Irgendwo da draußen kämpften Männer für die Freiheit, Seite an Seite. Irgendwo da draußen gab es Helden. Helden, die ihre Maschinen hoch in den Himmel lenkten, die mit den Fregattvögeln um die Wette flogen, höher und höher hinauf ins trügerisch friedliche Blau … nicht nur solche, die eine Schiffspassage kontrollierten. Solche, die weiter flogen. Die Leben retteten, die für Gerechtigkeit starben. Die gegen die Deutschen kämpften, die den Krieg angefangen hatten und ein Weltreich errichten wollten, die wahnsinnigen Deutschen.

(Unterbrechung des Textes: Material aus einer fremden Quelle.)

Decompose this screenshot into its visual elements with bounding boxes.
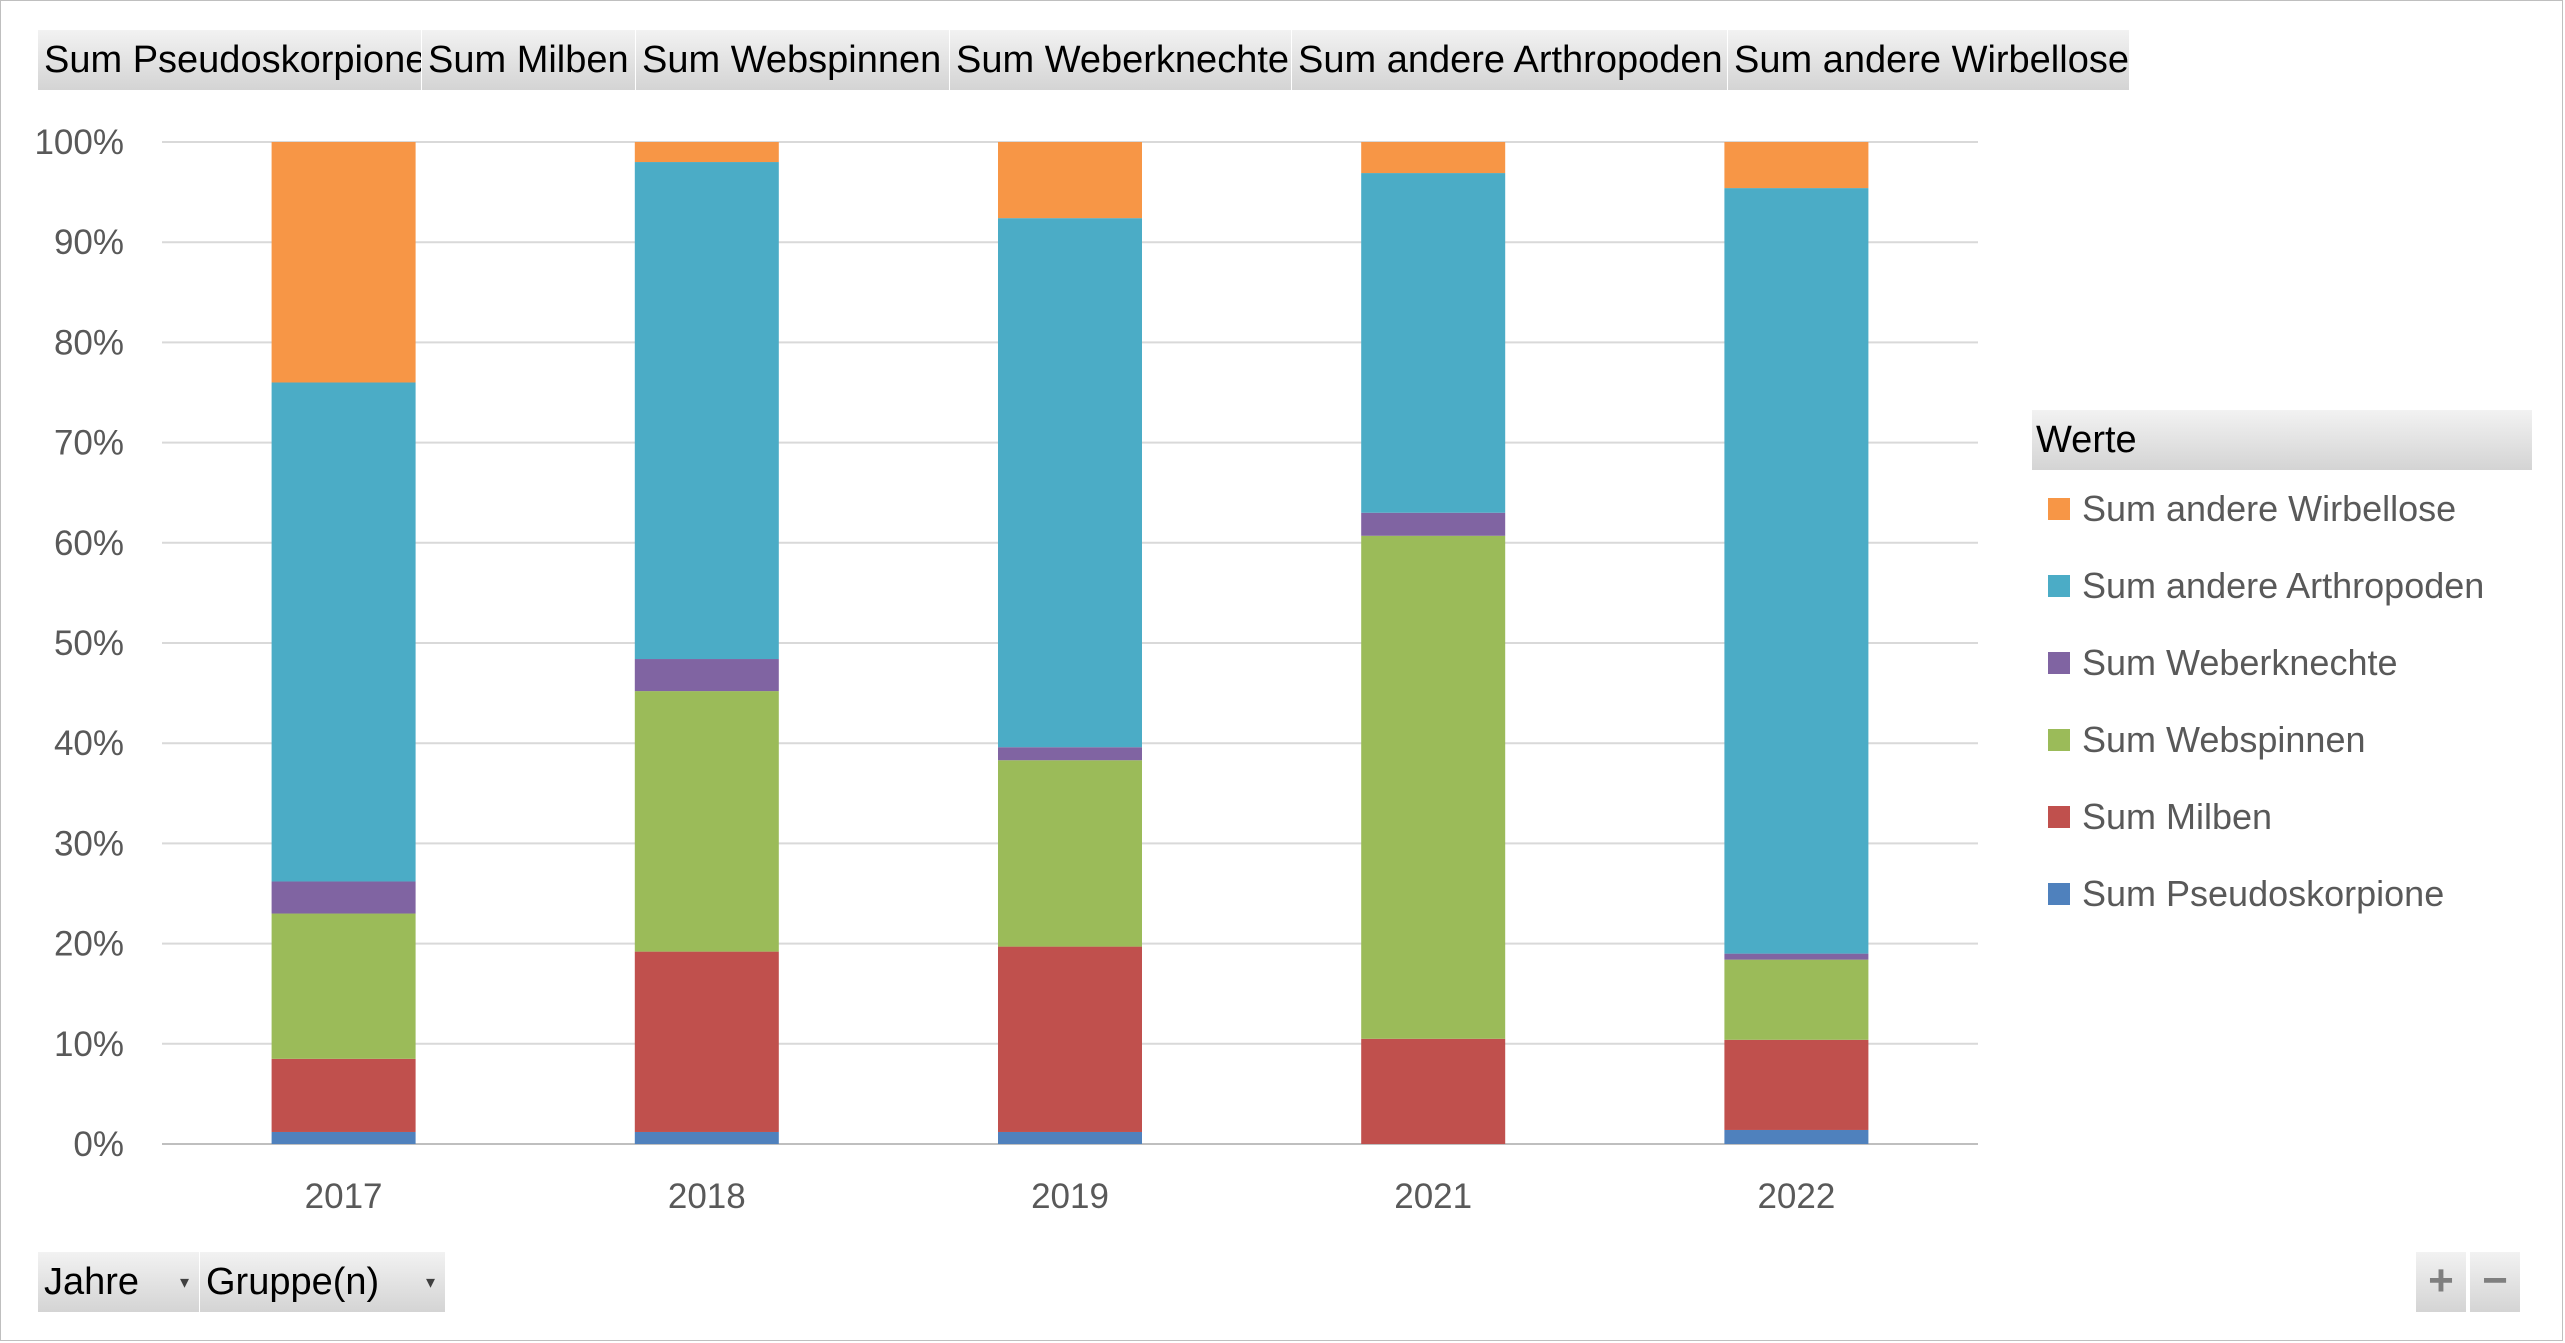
x-tick-label: 2022 xyxy=(1757,1177,1835,1216)
legend-swatch xyxy=(2048,883,2070,905)
bar-segment[interactable] xyxy=(634,162,779,660)
bar-segment[interactable] xyxy=(271,1058,416,1132)
y-tick-label: 90% xyxy=(54,223,124,262)
bar-segment[interactable] xyxy=(271,1131,416,1144)
bar-segment[interactable] xyxy=(998,142,1142,219)
y-tick-label: 70% xyxy=(54,424,124,463)
legend-label: Sum andere Wirbellose xyxy=(2082,488,2457,529)
y-tick-label: 30% xyxy=(54,824,124,863)
dropdown-arrow-icon: ▾ xyxy=(179,1272,189,1292)
bar-segment[interactable] xyxy=(634,142,779,163)
bar-segment[interactable] xyxy=(1724,142,1869,189)
bar-segment[interactable] xyxy=(998,946,1142,1132)
bar-segment[interactable] xyxy=(1361,535,1506,1039)
bar-segment[interactable] xyxy=(1361,512,1506,536)
bar-segment[interactable] xyxy=(998,747,1142,761)
y-tick-label: 40% xyxy=(54,724,124,763)
bar-segment[interactable] xyxy=(1724,953,1869,960)
y-tick-label: 20% xyxy=(54,925,124,964)
bar-segment[interactable] xyxy=(271,382,416,882)
legend-swatch xyxy=(2048,729,2070,751)
dropdown-arrow-icon: ▾ xyxy=(425,1272,435,1292)
axis-field-label-gruppen: Gruppe(n) xyxy=(206,1261,380,1303)
x-tick-label: 2017 xyxy=(305,1177,383,1216)
bar-segment[interactable] xyxy=(1361,1038,1506,1144)
bar-segment[interactable] xyxy=(634,691,779,952)
bar-segment[interactable] xyxy=(271,913,416,1059)
y-tick-label: 100% xyxy=(34,123,124,162)
bar-segment[interactable] xyxy=(1724,1129,1869,1144)
zoom-in-button[interactable]: + xyxy=(2416,1252,2466,1312)
bar-segment[interactable] xyxy=(1724,188,1869,954)
bar-segment[interactable] xyxy=(1724,1039,1869,1130)
field-button-pseudoskorpione[interactable]: Sum Pseudoskorpione xyxy=(38,30,422,90)
bar-segment[interactable] xyxy=(271,881,416,914)
legend-swatch xyxy=(2048,575,2070,597)
legend-label: Sum Pseudoskorpione xyxy=(2082,873,2445,914)
y-tick-label: 80% xyxy=(54,323,124,362)
bar-segment[interactable] xyxy=(634,659,779,692)
legend-title[interactable]: Werte xyxy=(2032,410,2532,470)
x-tick-label: 2021 xyxy=(1394,1177,1472,1216)
bar-segment[interactable] xyxy=(271,142,416,383)
legend-label: Sum Webspinnen xyxy=(2082,719,2366,760)
axis-field-label-jahre: Jahre xyxy=(44,1261,140,1303)
legend-label: Sum Weberknechte xyxy=(2082,642,2398,683)
bar-segment[interactable] xyxy=(634,951,779,1132)
x-tick-label: 2019 xyxy=(1031,1177,1109,1216)
y-tick-label: 10% xyxy=(54,1025,124,1064)
legend-swatch xyxy=(2048,652,2070,674)
legend-swatch xyxy=(2048,498,2070,520)
field-button-webspinnen[interactable]: Sum Webspinnen xyxy=(636,30,950,90)
bar-segment[interactable] xyxy=(1361,173,1506,513)
bar-segment[interactable] xyxy=(634,1131,779,1144)
field-button-milben[interactable]: Sum Milben xyxy=(422,30,636,90)
legend-swatch xyxy=(2048,806,2070,828)
axis-field-button-jahre[interactable]: Jahre ▾ xyxy=(38,1252,200,1312)
bar-segment[interactable] xyxy=(998,760,1142,947)
field-button-weberknechte[interactable]: Sum Weberknechte xyxy=(950,30,1292,90)
y-tick-label: 0% xyxy=(73,1125,124,1164)
legend-label: Sum Milben xyxy=(2082,796,2273,837)
legend-label: Sum andere Arthropoden xyxy=(2082,565,2485,606)
bar-segment[interactable] xyxy=(998,218,1142,748)
field-button-andere-wirbellose[interactable]: Sum andere Wirbellose xyxy=(1728,30,2130,90)
field-button-andere-arthropoden[interactable]: Sum andere Arthropoden xyxy=(1292,30,1728,90)
bar-segment[interactable] xyxy=(998,1131,1142,1144)
zoom-out-button[interactable]: − xyxy=(2470,1252,2520,1312)
y-tick-label: 50% xyxy=(54,624,124,663)
y-tick-label: 60% xyxy=(54,524,124,563)
x-tick-label: 2018 xyxy=(668,1177,746,1216)
bar-segment[interactable] xyxy=(1361,142,1506,174)
bar-segment[interactable] xyxy=(1724,959,1869,1040)
axis-field-button-gruppen[interactable]: Gruppe(n) ▾ xyxy=(200,1252,446,1312)
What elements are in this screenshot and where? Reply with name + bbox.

»Wartet nur«, sagte er leise. »Irgendwie komme ich in die Luft. Irgendwann werde ich selbst fliegen. Vielleicht bis nach Europa. Ich kann schießen. Ich habe keine Angst. Ich knalle sie alle ab, die deutschen Mörder. Und wenn ich zurückkomme, sprechen wir uns wieder.«
Dann ließ er sie sitzen, an ihrem Tisch, mit ihrem Bier, und lief davon.
Der Hafen kam ihm still vor und beinahe verlassen, verglichen mit der Barackensiedlung der Amerikaner. Im niedrigen Gestrüpp hinter dem neuen Kai summte nur die Hitze. José sah sich um. Es war nicht nur still hier. Es war zu still. Keine Leguane lagen in der Sonne, keine Schildkröten waren zwischen den Sträuchern unterwegs. Nur die Fregattvögel hoch in der Luft hielten die Stellung. Früher, dachte José, musste es hier Tiere gegeben haben, so wie auf den anderen Inseln. Früher, als noch niemand einen Flugplatz baute. Vor dem Krieg.